READ them and weep. These cars depreciate with the same savagery as run-of-the-mill upper-medium saloons. Not only do they retain a similar fraction of their original value, fleets could find that a three-year-old S, M or R is worth the same as a new Mondeo or Vectra. However, the Audi S6 appears to be the best of a bad bunch, while the Jaguar and BMW come within fractions of a penny of each other – thanks to the BMW's better percentage RV forecast. How company directors can justify costing their firms this much money is another matter.
CONSIDERING the size of the numbers we're dealing with, the S-type wins by the narrowest of margins, costing more than £45,000 over three years/60,000 miles. However, win it does by virtue of its better fuel consumption and lower SMR costs. Although the Audi is close, the S6 has lost some car-park cred with the launch of the RS6 last year and its residual value percentage is the same as the Jaguar. The Audi looks much better value than the M5, however, even though it loses the horsepower battle.

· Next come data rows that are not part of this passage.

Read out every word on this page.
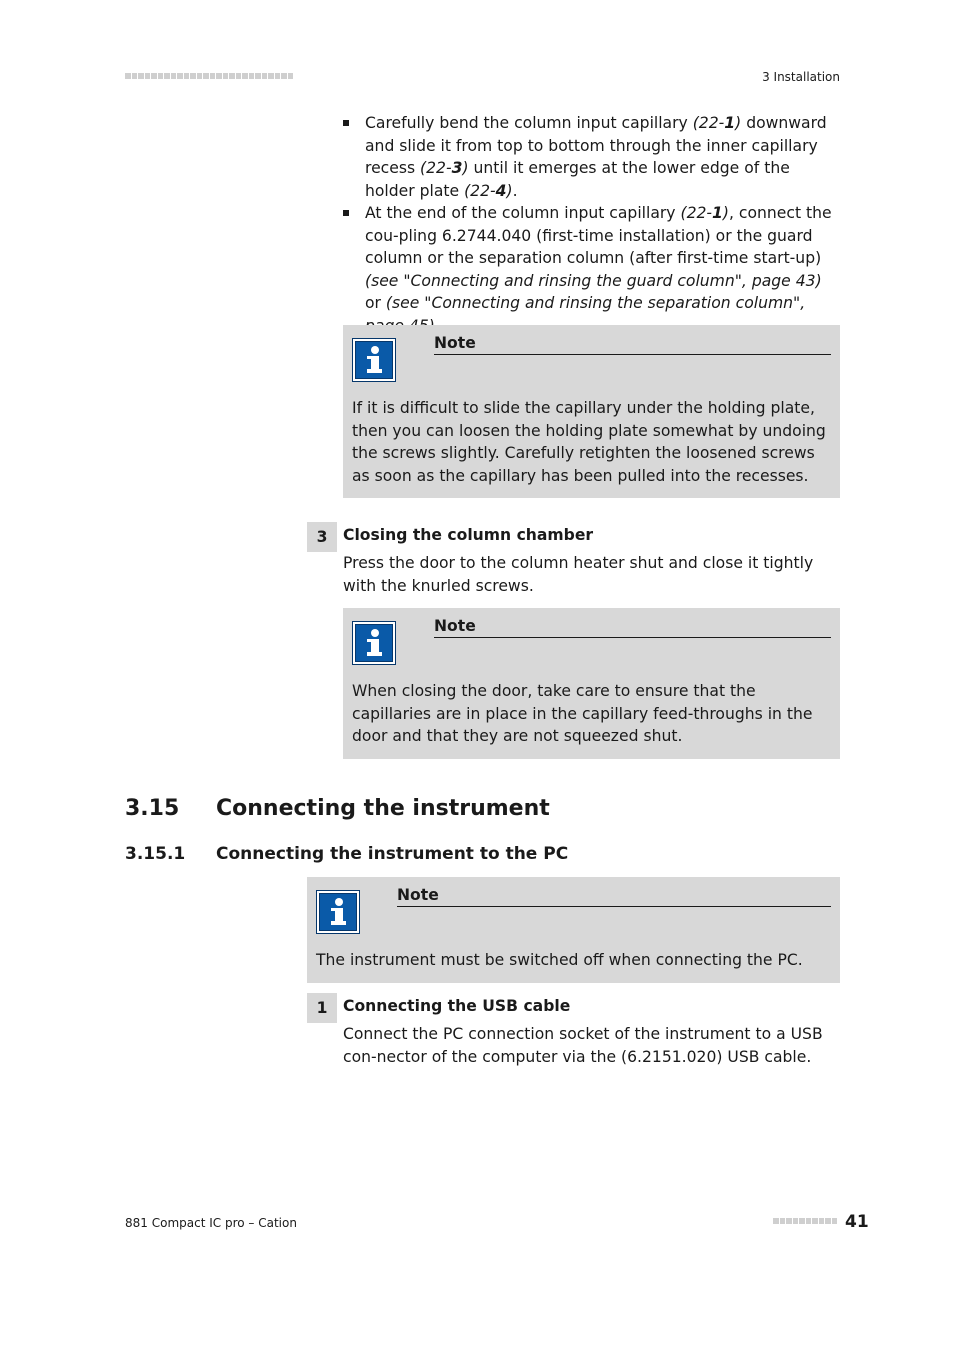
3 Installation
Carefully bend the column input capillary (22-1) downward and slide it from top to bottom through the inner capillary recess (22-3) until it emerges at the lower edge of the holder plate (22-4).
At the end of the column input capillary (22-1), connect the cou-pling 6.2744.040 (first-time installation) or the guard column or the separation column (after first-time start-up) (see "Connecting and rinsing the guard column", page 43) or (see "Connecting and rinsing the separation column",
Note
If it is difficult to slide the capillary under the holding plate, then you can loosen the holding plate somewhat by undoing the screws slightly. Carefully retighten the loosened screws as soon as the capillary has been pulled into the recesses.
3 Closing the column chamber
Press the door to the column heater shut and close it tightly with the knurled screws.
Note
When closing the door, take care to ensure that the capillaries are in place in the capillary feed-throughs in the door and that they are not squeezed shut.
3.15 Connecting the instrument
3.15.1 Connecting the instrument to the PC
Note
The instrument must be switched off when connecting the PC.
1 Connecting the USB cable
Connect the PC connection socket of the instrument to a USB con-nector of the computer via the (6.2151.020) USB cable.
881 Compact IC pro – Cation	41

Emissions and BIK tax rates
CHOOSE any one of these as your company car and, assuming you are a higher-rate taxpayer, you will be parting with an awful lot of money each year for the privilege. If you can afford to spend six or seven thousand pounds a year in benefit-in-kind tax, then you probably won't bat an eyelid. The only comfort these cars can offer is that they are so far above the maximum BIK threshold that the bills will not get any higher for the foreseeable future.
THE S-type R wins the running costs argument and provides a desirable badge with phenomenal performance. It is perhaps more of an emotional choice than one of its German rivals and all the more satisfying for that. The Audi S6 seems too clinical by comparison and the M5 too brash. The overall package - the grunt, the grip, the classy interior - would lead us to pardon it the minor electrical fault under our stewardship, but others might not be so forgiving.